Third, hospital owners wishing to appeal against the order of the district health authority will have to approach the state council. There are thousands of medical establishments in each state and at least in the initial period, there are bound to be many disputes with the district registering authority. These doctors will have to go to the state capital for all work associated with these disputes. When the draft rules were being formulated for the Bombay Nursing Home Registration Act in 2005, the Jan Aarogya Abhiyan had suggested a “multi stakeholder district advisory committee” to advise the district authority so that there would be some forum for dialogue with the district registering authority and thereby some accountability at the district level. This suggestion has not been accepted. If all stakeholders put pressure on the government, such suggestions can still be pushed. But this will require using logic and facts to engage with the authorities.

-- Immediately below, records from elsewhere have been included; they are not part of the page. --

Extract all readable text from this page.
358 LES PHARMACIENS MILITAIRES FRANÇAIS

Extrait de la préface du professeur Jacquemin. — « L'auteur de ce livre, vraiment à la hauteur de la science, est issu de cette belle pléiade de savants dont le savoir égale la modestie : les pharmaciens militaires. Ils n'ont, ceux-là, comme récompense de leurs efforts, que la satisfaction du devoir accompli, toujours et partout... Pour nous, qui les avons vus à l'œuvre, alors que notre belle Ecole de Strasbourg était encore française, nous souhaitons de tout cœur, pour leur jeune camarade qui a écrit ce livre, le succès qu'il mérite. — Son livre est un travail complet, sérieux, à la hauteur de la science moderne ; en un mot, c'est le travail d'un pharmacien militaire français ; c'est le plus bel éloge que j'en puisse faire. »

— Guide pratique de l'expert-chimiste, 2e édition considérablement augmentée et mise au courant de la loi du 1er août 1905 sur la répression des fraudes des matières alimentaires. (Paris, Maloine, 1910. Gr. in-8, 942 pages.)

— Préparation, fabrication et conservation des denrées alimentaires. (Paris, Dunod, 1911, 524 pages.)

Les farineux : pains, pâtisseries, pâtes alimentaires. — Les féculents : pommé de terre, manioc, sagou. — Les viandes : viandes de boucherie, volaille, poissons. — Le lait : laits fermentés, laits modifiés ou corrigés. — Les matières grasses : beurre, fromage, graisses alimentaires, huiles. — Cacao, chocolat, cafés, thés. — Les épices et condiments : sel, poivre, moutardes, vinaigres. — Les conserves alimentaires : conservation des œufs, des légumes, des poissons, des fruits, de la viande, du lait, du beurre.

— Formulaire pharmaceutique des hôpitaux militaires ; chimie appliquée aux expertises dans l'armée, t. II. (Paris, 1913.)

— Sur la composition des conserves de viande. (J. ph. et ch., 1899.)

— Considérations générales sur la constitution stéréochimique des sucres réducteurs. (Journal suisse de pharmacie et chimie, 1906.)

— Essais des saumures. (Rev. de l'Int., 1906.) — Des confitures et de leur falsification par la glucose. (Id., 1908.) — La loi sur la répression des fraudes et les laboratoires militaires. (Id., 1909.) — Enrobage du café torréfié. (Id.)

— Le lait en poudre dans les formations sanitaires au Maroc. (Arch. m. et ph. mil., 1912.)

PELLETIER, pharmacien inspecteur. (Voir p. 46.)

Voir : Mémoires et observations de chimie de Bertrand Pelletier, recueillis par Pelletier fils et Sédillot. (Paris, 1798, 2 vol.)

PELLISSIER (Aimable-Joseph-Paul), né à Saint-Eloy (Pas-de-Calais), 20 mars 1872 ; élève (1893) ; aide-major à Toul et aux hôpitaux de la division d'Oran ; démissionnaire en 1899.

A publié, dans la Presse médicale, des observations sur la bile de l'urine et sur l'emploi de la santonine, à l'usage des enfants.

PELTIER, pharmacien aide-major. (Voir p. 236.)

A much more vigorous and concrete debate will have to take place while formulating minimum standards under this Central Act. In Maharashtra, the Jan Aarogya Abhiyan has argued that minimum standards must not be limited to structural standards like physical space, equipment and staff; they should include some process standards, including observance of human rights of patients. This was accepted and some patient’s rights were included in the draft rules under the BNHRA, though currently this is in limbo. The point is that the government must be forced to enter into a dialogue with stakeholders; all stakeholders must have a role in the formulation and implementation of rules and procedures under the new Act.
But for this to happen, doctor’s organisations must change their attitude and come up with more credible arguments and concrete suggestions.
There are many other issues, all of which require proactive, vigorous engagement with the concerned authorities.
Very recently the central government announced that it would chart out a “National Standard Treatment Policy”. (9) This policy is meant to ensure that doctors use optimum medical procedures and prescribe limited drugs so that patients are neither overcharged nor over-drugged during treatment. Ranjit Roy Chowdhary, a leading clinical pharmacologist, who is part of the policy making team, has stated: “The policy will also safeguard doctors.” He has added: “If a patient dies due to a drug which is not as per the schedule that we give, [the doctor] can be in trouble. But for those who follow the policy, there will be a ring of protection since the medicines and treatments were as per standard policy prepared by experts from across the country,”
With such initiatives coming up, doctor’s organisations will have to be more active and positive about regulation. Will this happen?